Share
Sanford Clark: They Call Me Country

Sanford Clark: They Call Me Country

The folks at Numero continue their winning tradition with They Call Me Country.

Sanford Clark: They Call Me Country

4 / 5

These days, there are plenty of artists claiming (if not outright aping) Lee Hazlewood as an influence. It’s a hip name-drop that helps lend a certain amount of credence to those Americana artists looking for a very particular brand of credibility. When Hazlewood was at his creative peak, however, few artists would’ve sought to adopt his particular brand of country-tinged pop music and deadpan vocal delivery. Yet Sanford Clark improbably seems to have elected to do just that with his 1968 release, They Call Me Country.

Fittingly, the album opens with a cover of Hazlewood’s “The Fool,” a song which Clark had recorded with Hazlewood in the producer’s chair more than a decade prior during the former’s rockabilly phase. Recorded in 1965 with a then relatively unknown Waylon Jennings on guitar, the song is a full-on Hazlewood pastiche, full of fuzzed-out guitar, a shuffling beat and Clark’s Hazlewood-esque delivery.

Hazlewood would continue to play a prominent role in Clark’s on-again off-again career, signing the singer to his LHI imprint for a handful of releases. Though somewhat ironically, They Call Me Country was not one of these releases. Instead, it was released originally on the minuscule Ramco label out of Phoenix, seeing a wider release at the time on the tiny Ember Records label out of the UK. This type of forgotten musical ephemera is the stuff dreams are made of for reissue labels like Numero, a label who has been one of the best purveyors of long-forgotten gems in a variety of genres for years now.

And what an album of lost country classics it turns out to be. They Call Me Country borrows its title from the tongue-in-cheek track of the same name about a wannabe musician who “only gets [his] haircut once a year” and “just sit[s] around with [his] old guitar” knowing a single twangy lick. But it’s enough for folks to “call [him] country,” a sentiment that could easily be applied to any number of “country” artists in this era of “Old Town Road.”

Much of the rest of the album is fairly straightforward, almost Bakersfield-esque country thumbing its nose at the Nashville countrypolitan music machine. As with many former rockabilly artists, Clark aged somewhat gracefully into a sort of proto-outlaw country mold that retained the genre’s simplistic arrangements and embraced bad-ass personae. “Climbin’ the Walls,” for instance, could’ve appeared on any number of period releases by lesser known artists copping a similar sound, while “Step Aside” toes the line between Johnny Cash and Merle Haggard in its outlaw posturing and stripped-down arrangement.
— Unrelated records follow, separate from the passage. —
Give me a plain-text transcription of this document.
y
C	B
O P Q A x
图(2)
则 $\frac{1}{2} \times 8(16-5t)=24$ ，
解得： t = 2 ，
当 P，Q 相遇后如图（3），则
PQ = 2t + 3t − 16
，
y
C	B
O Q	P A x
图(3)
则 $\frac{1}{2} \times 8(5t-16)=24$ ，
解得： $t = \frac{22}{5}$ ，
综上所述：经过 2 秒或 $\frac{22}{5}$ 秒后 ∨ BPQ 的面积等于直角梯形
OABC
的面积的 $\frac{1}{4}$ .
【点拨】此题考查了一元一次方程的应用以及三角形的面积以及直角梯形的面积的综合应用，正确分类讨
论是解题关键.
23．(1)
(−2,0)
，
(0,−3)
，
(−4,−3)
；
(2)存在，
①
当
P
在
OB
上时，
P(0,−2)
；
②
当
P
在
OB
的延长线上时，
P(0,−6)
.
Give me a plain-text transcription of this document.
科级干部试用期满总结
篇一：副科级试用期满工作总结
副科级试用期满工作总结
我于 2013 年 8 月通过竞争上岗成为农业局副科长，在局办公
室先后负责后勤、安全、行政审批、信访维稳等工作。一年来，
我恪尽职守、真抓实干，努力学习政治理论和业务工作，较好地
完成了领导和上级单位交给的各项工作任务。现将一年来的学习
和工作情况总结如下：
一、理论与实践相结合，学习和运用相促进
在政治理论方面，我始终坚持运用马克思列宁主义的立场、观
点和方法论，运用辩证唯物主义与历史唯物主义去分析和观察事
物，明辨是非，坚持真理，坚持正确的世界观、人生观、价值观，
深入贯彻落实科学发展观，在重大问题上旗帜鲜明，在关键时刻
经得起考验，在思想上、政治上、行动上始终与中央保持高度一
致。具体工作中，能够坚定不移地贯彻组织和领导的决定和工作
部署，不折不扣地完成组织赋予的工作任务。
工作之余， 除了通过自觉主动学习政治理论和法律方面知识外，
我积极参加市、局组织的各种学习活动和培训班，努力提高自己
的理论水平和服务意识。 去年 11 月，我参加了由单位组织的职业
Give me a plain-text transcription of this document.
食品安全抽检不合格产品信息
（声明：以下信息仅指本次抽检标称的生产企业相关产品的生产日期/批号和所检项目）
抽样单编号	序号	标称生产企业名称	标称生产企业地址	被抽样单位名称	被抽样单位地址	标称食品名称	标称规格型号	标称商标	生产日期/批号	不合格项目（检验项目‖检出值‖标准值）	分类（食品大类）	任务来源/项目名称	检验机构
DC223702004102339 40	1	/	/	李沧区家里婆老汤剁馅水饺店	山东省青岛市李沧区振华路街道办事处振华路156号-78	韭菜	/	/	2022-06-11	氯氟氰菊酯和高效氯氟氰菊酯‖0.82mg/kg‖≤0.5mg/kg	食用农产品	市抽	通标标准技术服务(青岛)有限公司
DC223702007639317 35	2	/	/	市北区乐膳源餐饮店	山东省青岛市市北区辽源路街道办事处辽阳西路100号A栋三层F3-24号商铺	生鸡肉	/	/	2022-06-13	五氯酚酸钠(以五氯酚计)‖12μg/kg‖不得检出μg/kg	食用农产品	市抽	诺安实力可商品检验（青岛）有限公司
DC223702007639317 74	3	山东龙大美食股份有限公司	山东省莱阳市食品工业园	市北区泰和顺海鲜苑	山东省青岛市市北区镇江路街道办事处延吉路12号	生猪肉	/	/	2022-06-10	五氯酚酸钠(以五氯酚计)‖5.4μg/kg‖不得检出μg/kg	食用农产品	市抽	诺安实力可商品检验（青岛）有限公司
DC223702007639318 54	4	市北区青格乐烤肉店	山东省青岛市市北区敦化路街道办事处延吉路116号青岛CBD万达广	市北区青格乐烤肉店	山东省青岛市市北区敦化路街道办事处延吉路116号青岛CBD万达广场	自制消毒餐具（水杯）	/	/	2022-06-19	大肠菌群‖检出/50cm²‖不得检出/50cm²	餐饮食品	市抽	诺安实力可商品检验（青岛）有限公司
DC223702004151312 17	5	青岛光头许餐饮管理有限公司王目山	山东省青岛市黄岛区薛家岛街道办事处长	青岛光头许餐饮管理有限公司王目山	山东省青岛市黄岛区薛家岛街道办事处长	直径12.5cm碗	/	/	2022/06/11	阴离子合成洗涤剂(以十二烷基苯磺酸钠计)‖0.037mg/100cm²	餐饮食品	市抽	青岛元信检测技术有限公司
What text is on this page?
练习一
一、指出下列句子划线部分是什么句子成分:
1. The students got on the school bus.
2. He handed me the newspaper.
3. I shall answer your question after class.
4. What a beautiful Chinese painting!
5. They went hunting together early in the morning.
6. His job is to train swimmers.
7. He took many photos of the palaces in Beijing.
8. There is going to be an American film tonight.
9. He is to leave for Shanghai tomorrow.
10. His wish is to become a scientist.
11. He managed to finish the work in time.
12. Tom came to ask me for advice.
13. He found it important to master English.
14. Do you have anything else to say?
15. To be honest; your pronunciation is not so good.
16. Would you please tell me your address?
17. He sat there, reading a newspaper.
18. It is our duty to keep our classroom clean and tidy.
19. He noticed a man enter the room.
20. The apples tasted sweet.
Meanwhile, “Once Upon a Time” is pure Hazlewood balladry, the song’s protagonist the jilted lover reflecting on the love he’s lost in a cavernous baritone that sounds redolent of whiskey and cigarettes. “The Big Lie” offers a mixture of both Hazlewood and the Bakersfield sound, the former’s affect all over Clark’s delivery, intonation and phrasing. This isn’t to shortchange Clark as an artist in his own right, rather it’s a wholly unavoidable comparison readily apparent to anyone who’s spent any amount of time with a Hazlewood record.

Given the strength of the material on They Call Me Country, it’s a favorable comparison that will make the album all the more appealing to fans of Hazlewood the artist and producer. They Call Me Country is a long overdue and extremely welcome reissue of a lost album (“lost classic” is simply too overused and meaningless at this point to continue to throw around) well worth a revisit. Kudos to the folks at Numero for continuing their winning tradition with the reissue of Sanford Clark’s They Call Me Country.